Donde empieza Mateos Gago hay un callejón que da a uno de los lugares más misteriosos de la ciudad. Se trata de la plaza de Santa Marta. Un espacio de minorías. Los arquitectos le llaman adarve a esa apertura de espacio en una pinza entre solares contiguos. Entra muy poca gente, pero la noche del sábado entró quien no debía. Arrancaron la cruz, desmocharon el emblema de la plaza, de uno de los rincones de la Sevilla oculta, secreta, misteriosa o como queramos llamarla.

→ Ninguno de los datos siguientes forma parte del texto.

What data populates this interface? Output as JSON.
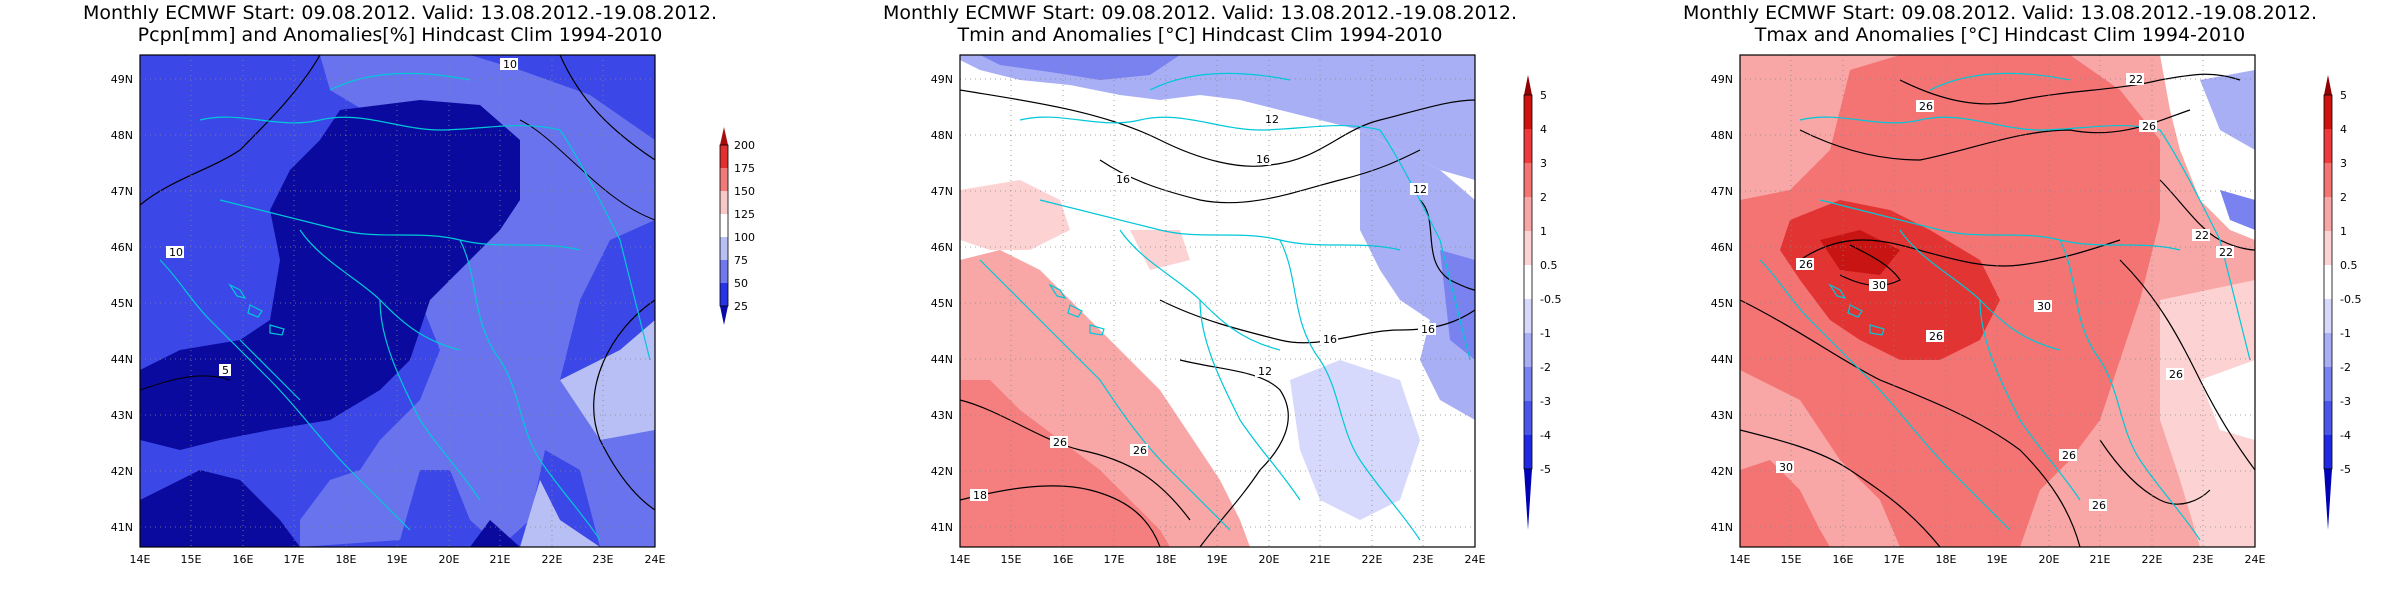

La semana pasada, con motivo del centenario del nacimiento de Italo Calvino, se celebraron en la Casa de los Pinelo unas jornadas para recordar el Seminario de Literatura Fantástica que tuvo lugar en Sevilla, organizado por la Universidad Menéndez Pelayo y Ediciones Siruela, entre los días 24 y 28 de septiembre de 1984. Han pasado casi cuatro décadas pero los recuerdos para quienes las vivieron están muy frescos. Uno de los participantes en aquellas jornadas fue el escritor gallego Gonzalo Torrente Ballester, el autor de La saga/ fuga de J.B. o Los gozos y las sombras. Junto a otro de los participantes en el seminario, Antonio Rodríguez Almodóvar, Mercedes de Pablos recordó cómo se gestó la fotografía de Borges y Torrente Ballester en la terraza del hotel doña María, hecha por Juantxu Rodríguez, a quien los amigos llamaban Maradona, reportero gráfico que murió cuando acompañaba a Maruja Torres cubriendo para El País la invasión de Panamá por tropas norteamericanas. Entrevisté a Torrente Ballester en el bar Giralda y me hizo dos confesiones: le gustaría escribir un relato sobre Vicente el del Canasto, personaje del neorrealismo sevillano que entonces era como un espectro en los semáforos de la ciudad; y si volvía a Sevilla no dejaría de pasarse por la plaza de Santa Marta. Un recodo muy cerca de la Giralda, muy lejos del tipismo, que le había impresionado por su recogimiento.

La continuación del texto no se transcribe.